Published November 22, 2022
Kathleen E. Bethin, MD, PhD, clinical professor of pediatrics and her research team have been lauded by the Pediatric Diabetes Consortium (PDC) for their contributions to the PIONEER TEENS clinical trial sponsored by the Danish pharmaceutical company Novo Nordisk.
The purpose of the PIONEER TEENS international research study is to test the efficacy of a study drug (semaglutide) versus a placebo on controlling blood sugars in children and adolescents with Type 2 diabetes.
Bethin and her team received a formal thank you from the PDC in the form of a letter from the chair and vice chair of the consortium.
Among the comments in the PDC’s letter to Bethin were: “the contributions and discussion generated by you and your team during our monthly calls has been beneficial to all sites participating on this trial” and “your expertise and commitment to treatment of the pediatric Type 2 diabetes population is evident.”
“We recruited two patients near the study startup and one patient has screened eligible and remained in the study,” says Bethin, who sees patients at UBMD Pediatrics. “The PDC knows that it is a lot of hard work and were congratulating us. It is a great honor that it recognized our work.”
The study’s target is to randomize 132 subjects worldwide. As of Oct. 27, there were 63 sites globally, with 137 subjects having been screened and 66 having been randomized.
For the United States, 38 subjects have been screened and 17 randomized. Buffalo has screened two subjects and one is randomized and still in the study.
Bethin says the population for this trial is incredibly difficult to recruit because it is mostly patients with health disparities that end up with Type 2 diabetes and furthermore teenagers are hard to recruit. The age range for subjects in the PIONEER TEENS trial is 10-to-17.
“It’s a lot on the families too because in the beginning of studies they might have to come in once every two weeks and then it’s once a month and it finally gets more spread out at the end of the trial,” she says.
Trial participants have to keep logbooks — they self-measure their blood sugar levels at home.
“We have to keep reminding them we need this data as part of the study — so please do this, please take your medicine,” Bethin explains.
“We have an excellent team of research associates who really stay on top of reminding subjects that they have an upcoming appointment,” she adds. “They will call them if they have to have fasting blood work.
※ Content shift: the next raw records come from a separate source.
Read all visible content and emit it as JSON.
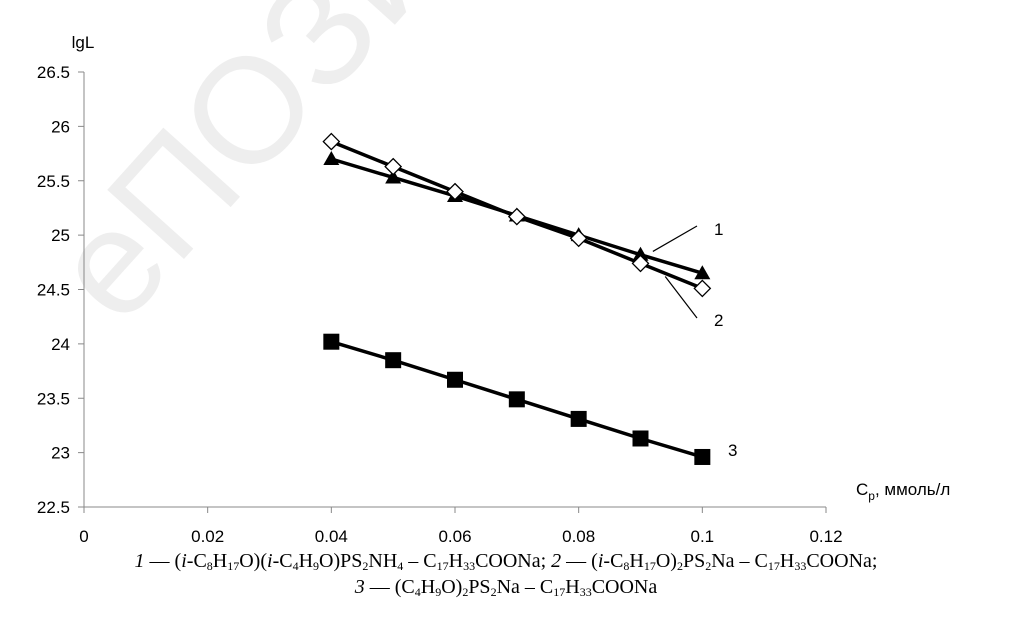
{
  "chart_data": {
    "type": "line",
    "ylabel": "lgL",
    "xlabel": "C",
    "xlabel_sub": "р",
    "xlabel_unit": ", ммоль/л",
    "xlim": [
      0,
      0.12
    ],
    "ylim": [
      22.5,
      26.5
    ],
    "x_ticks": [
      "0",
      "0.02",
      "0.04",
      "0.06",
      "0.08",
      "0.1",
      "0.12"
    ],
    "y_ticks": [
      "22.5",
      "23",
      "23.5",
      "24",
      "24.5",
      "25",
      "25.5",
      "26",
      "26.5"
    ],
    "grid": false,
    "x": [
      0.04,
      0.05,
      0.06,
      0.07,
      0.08,
      0.09,
      0.1
    ],
    "series": [
      {
        "name": "1",
        "marker": "triangle",
        "values": [
          25.7,
          25.53,
          25.36,
          25.18,
          25.0,
          24.82,
          24.65
        ]
      },
      {
        "name": "2",
        "marker": "diamond",
        "values": [
          25.86,
          25.63,
          25.4,
          25.17,
          24.97,
          24.74,
          24.51
        ]
      },
      {
        "name": "3",
        "marker": "square",
        "values": [
          24.02,
          23.85,
          23.67,
          23.49,
          23.31,
          23.13,
          22.96
        ]
      }
    ]
  },
  "caption": {
    "line1": {
      "n1": "1",
      "t1a": " — (",
      "i1": "i",
      "t1b": "-C",
      "s1": "8",
      "t1c": "H",
      "s2": "17",
      "t1d": "O)(",
      "i2": "i",
      "t1e": "-C",
      "s3": "4",
      "t1f": "H",
      "s4": "9",
      "t1g": "O)PS",
      "s5": "2",
      "t1h": "NH",
      "s6": "4",
      "t1i": " – C",
      "s7": "17",
      "t1j": "H",
      "s8": "33",
      "t1k": "COONa; ",
      "n2": "2",
      "t2a": " — (",
      "i3": "i",
      "t2b": "-C",
      "s9": "8",
      "t2c": "H",
      "s10": "17",
      "t2d": "O)",
      "s11": "2",
      "t2e": "PS",
      "s12": "2",
      "t2f": "Na – C",
      "s13": "17",
      "t2g": "H",
      "s14": "33",
      "t2h": "COONa;"
    },
    "line2": {
      "n3": "3",
      "t3a": " — (C",
      "s1": "4",
      "t3b": "H",
      "s2": "9",
      "t3c": "O)",
      "s3": "2",
      "t3d": "PS",
      "s4": "2",
      "t3e": "Na – C",
      "s5": "17",
      "t3f": "H",
      "s6": "33",
      "t3g": "COONa"
    }
  },
  "colors": {
    "line": "#000000",
    "watermark": "#e0e0e0"
  }
}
They will call them early in the morning to remind them not to eat, not to take their medicine.”
Bethin says sometimes a subject’s blood sugar will have to be in a certain range for something like a mixed meal tolerance study so the research staff has to call them early in the morning and make sure their blood sugar is in the target range or tell them what to do if it’s not.
“Our team does a great job and it was well deserved that we got this recognition from the PDC,” she says.
The PDC is a multi-center group of leading pediatric diabetes treatment centers in the United States.
“It is made up of 30 to 40 groups that tend to be the best pediatric diabetes centers from all over the country,” Bethin says. “You have to be invited to join the PDC or be an affiliate. We are an affiliate of the PDC, which is another honor for our team.”
Lucy D. Mastreandrea, MD, PhD, associate professor of pediatrics and chief of its Division of Endocrinology/Diabetes, is a sub-investigator.
Teresa Quattrin, MD, UB Distinguished Professor of pediatrics, is also a sub-investigator.
Other members of Bethin’s research team from the Department of Pediatrics involved in the study are:
Steven E. Lipshultz, MD, the A. Conger Goodyear Professor and Chair of pediatrics, says he is proud of the work of Bethin and Mastrendrea and their research team.
“They are a national line leader, and this is again validated here. It is amazing how many great new therapies and ways to treat childhood diabetes have come from this program,” he says.
Bethin says the people of Buffalo greatly contribute to her successes as a clinical researcher.
“I think it is due to the commitment people have to research here and also probably the climate in Buffalo where people in general tend to be friendly and are willing to do things,” she says. “I think there is an atmosphere of wanting to help other people.”